Reasons for judgement were released today (Critchley v. McDiarmid) by Mr. Justice Burnyeat of the BC Supreme Court clarifying the law as it relates to late applications for independent medical exams. In today’s case the court ordered that the Plaintiff see a psychiatrist even though the scheduled appointment was to take place outside of the timelines required by Rule 40A. In reaching this decision the court summarized the relevant legal principles as follows:
 In Stainer v. Plaza (2001), 87 B.C.L.R. (3d) 182 (B.C.C.A.) Finch, J.A., as he then was, stated on behalf of the Court that the purpose of Rule 30 was:
This Court has repeatedly said that the purpose of Rule 30 is to put the parties on an equal footing with respect to medical evidence.
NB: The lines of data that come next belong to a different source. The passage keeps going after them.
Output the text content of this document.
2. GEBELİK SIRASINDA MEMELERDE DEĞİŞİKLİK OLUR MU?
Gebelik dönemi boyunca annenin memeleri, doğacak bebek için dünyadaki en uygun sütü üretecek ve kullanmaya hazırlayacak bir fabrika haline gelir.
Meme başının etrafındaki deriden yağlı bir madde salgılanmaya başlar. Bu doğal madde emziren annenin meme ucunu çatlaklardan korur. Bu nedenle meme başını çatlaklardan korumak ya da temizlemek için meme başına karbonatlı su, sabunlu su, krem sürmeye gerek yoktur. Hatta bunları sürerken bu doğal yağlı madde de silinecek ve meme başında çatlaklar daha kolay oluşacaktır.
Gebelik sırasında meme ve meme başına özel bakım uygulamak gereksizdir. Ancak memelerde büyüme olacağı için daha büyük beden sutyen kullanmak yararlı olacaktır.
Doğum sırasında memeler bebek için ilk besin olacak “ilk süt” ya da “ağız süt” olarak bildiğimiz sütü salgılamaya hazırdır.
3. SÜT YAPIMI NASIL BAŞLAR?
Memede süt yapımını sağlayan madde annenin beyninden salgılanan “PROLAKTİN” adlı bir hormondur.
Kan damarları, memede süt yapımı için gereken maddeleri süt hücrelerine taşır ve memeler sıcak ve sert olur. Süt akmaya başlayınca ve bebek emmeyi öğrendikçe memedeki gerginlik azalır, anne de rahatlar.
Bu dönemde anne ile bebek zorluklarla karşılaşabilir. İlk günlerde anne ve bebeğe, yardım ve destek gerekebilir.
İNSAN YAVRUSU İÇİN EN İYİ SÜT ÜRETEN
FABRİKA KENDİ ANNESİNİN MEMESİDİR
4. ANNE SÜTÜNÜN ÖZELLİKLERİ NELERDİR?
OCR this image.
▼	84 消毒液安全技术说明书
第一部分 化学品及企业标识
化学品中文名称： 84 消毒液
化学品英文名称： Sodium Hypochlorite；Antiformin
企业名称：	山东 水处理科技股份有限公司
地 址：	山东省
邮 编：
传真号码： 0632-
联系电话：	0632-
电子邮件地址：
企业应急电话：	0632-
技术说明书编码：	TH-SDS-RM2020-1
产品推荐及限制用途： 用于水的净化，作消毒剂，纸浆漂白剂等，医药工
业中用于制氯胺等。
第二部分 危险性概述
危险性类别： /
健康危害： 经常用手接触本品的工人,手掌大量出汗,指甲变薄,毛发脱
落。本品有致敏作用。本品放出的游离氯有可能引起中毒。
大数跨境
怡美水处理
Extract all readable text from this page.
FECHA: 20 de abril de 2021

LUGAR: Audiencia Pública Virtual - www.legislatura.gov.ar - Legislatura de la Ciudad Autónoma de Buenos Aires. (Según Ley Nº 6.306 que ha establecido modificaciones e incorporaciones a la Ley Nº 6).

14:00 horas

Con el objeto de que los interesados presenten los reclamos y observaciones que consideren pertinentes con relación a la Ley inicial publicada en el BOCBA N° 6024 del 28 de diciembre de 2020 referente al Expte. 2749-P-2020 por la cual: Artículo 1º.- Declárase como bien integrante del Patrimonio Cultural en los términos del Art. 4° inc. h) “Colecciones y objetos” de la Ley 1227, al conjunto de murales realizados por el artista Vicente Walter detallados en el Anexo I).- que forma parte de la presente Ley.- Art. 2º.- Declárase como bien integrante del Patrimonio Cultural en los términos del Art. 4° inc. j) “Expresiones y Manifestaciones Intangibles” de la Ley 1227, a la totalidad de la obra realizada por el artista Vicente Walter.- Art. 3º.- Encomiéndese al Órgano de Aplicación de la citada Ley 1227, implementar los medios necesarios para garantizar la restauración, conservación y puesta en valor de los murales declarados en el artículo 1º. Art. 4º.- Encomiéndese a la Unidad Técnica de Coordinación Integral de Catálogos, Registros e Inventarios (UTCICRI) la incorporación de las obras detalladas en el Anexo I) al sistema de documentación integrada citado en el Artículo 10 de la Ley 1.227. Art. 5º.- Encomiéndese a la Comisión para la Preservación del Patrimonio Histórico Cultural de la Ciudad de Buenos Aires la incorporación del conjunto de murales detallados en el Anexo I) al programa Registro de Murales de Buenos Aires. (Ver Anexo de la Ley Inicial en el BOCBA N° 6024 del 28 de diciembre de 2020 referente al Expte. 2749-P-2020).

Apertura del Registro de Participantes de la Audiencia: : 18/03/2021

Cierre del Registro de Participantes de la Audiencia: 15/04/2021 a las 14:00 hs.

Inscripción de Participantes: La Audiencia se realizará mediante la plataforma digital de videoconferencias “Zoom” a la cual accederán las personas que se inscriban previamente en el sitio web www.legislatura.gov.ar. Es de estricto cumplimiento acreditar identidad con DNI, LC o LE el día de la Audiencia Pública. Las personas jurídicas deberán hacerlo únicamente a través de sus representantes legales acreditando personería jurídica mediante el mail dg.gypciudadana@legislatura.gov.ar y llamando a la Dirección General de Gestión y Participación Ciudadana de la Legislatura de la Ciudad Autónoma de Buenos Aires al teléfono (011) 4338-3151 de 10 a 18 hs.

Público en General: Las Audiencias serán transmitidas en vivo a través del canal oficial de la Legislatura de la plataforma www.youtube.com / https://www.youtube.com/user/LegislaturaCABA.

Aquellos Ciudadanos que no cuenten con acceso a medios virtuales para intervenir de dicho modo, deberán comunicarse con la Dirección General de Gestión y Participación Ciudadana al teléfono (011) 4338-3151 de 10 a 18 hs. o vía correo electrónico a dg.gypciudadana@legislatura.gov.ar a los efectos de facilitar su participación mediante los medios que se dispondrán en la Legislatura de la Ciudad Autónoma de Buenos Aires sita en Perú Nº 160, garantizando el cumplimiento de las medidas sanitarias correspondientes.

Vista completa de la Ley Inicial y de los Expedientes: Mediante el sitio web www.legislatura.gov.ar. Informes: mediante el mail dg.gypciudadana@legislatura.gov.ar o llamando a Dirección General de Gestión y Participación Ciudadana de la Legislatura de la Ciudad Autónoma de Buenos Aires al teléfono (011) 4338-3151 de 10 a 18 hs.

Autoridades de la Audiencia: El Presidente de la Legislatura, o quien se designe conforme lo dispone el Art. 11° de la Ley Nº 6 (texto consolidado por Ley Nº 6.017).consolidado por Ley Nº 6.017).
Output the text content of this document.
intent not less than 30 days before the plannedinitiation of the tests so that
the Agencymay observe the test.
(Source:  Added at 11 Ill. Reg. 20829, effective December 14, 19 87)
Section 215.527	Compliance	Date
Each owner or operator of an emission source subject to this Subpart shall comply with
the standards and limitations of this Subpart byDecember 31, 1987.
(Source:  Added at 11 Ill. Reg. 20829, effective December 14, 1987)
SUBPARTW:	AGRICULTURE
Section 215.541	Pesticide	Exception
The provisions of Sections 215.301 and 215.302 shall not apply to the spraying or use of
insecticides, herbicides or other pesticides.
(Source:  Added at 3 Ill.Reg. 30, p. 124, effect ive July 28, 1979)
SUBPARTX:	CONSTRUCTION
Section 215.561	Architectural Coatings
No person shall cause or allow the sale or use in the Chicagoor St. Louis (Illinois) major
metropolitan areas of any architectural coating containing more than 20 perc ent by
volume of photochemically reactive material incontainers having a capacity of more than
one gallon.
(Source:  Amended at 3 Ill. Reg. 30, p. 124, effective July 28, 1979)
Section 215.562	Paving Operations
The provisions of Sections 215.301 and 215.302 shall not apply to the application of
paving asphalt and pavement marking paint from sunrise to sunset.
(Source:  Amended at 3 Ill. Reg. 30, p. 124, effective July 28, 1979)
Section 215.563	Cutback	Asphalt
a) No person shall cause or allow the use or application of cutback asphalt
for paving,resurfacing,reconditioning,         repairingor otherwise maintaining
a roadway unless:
What steps are necessary to achieve that end is a matter of discretion for the chambers judge to assess in the circumstances of each case.
 Subsequent decisions have established the following general principles: (a) the timing of the request for the independent medical examination is a relevant consideration in that a late request by a defendant may create a prejudice to the plaintiff by placing the plaintiff in a situation where he or she is either unable to respond to the proposed examination or is forced to seek an adjournment of the trial; (b) an inability to respond to a proposed examination constitutes prejudice to a plaintiff; (c) and an adjournment of a trial constitutes prejudice to a plaintiff.
 I am of the view that the exercise that was before the Learned Master was as set out by Master Groves, as he then was, in Mackichan v. June and Takeshi,  B.C.J. (Q.L.) No. 2296 (B.C.S.C.):
The argument for a late medical examination is really a complication, or better put, an extension of the Stainer v. Plaza reasoning in that, I believe, the court must consider fairness between the parties and a balancing of prejudice when a request for a late medical examination is made. It is not simply a question of putting the parties on a level playing field at this stage, it is a question of really balancing the prejudice which will result to the defendants in not having a report and the prejudice that will result to the plaintiff in having a report prepared late which would no doubt, I accept, cause an adjournment of the trial.
(at para. 11)
 While I am satisfied that the question of whether an independent medical examination raises a question vital to the final issue including the quantum of damages so that it is appropriate that there be a re-hearing of the matters which were before the Learned Master, the submission made on behalf of Mr. Critchley was that this was a purely interlocutory matter and that the Court on a review would have to find that the Learned Master was clearly wrong.
 On the assumption that the appeal must be heard on that basis, I have come to the conclusion that the Learned Master was clearly wrong in reaching his decision. First, I cannot be satisfied that the Learned Master considered whether or not the proposed independent medical examination was required to put the Defendant on equal footing with the Plaintiff. Nowhere in his Reasons does the Learned Master make this finding or give full consideration to this question.
 The Learned Master also fell into error by requiring the Plaintiff to establish with near certainty that the Trial would be adjourned. By using the phrases “would be adjourned”, “why an adjournment would be inevitable”, “it is not automatic that the trial will be adjourned”, and “I have no evidence to conclude that there would be an adjournment ….”, the Learned Master was in error. The Learned Master pointed out in his Reasons that which is obvious – the question of whether an opinion produced after an independent medical examination will result in an application for an adjournment can only be answered after an expert opinion is tendered under Rule 40A of the Rules of Court. Here, it may well be that there is no need for the Plaintiff to arrange for an expert opinion to counter what might appear in the expert opinion flowing from the independent medical examination requested. Accordingly, it is never correct to require a party to show that an adjournment would be “inevitable”.
 The nature of the findings in an opinion after an independent medical examination, the timing of the receipt of it, and the proximity of the likely receipt of it in relation to the date set for the Trial are factors which must be taken into account but whether or not an adjournment will be inevitable is not a factor which need be shown. The question of whether an adjournment may be required is merely one of the factors which should be considered. However, it is not the sole factor to be considered on the question of whether the independent medical examination should be ordered.
 I am also satisfied that the Learned Master erred by taking into account an earlier examination date which Mr. Critchley was not able to attend and by concluding that, had this earlier examination taken place, there would have been no prejudice to the Plaintiff. I am satisfied that the Learned Master should only have given consideration to the proposed date of the examination and not an earlier date.
 In the circumstances, I can conclude that the Learned Master was clearly wrong and that the Order made should be set aside.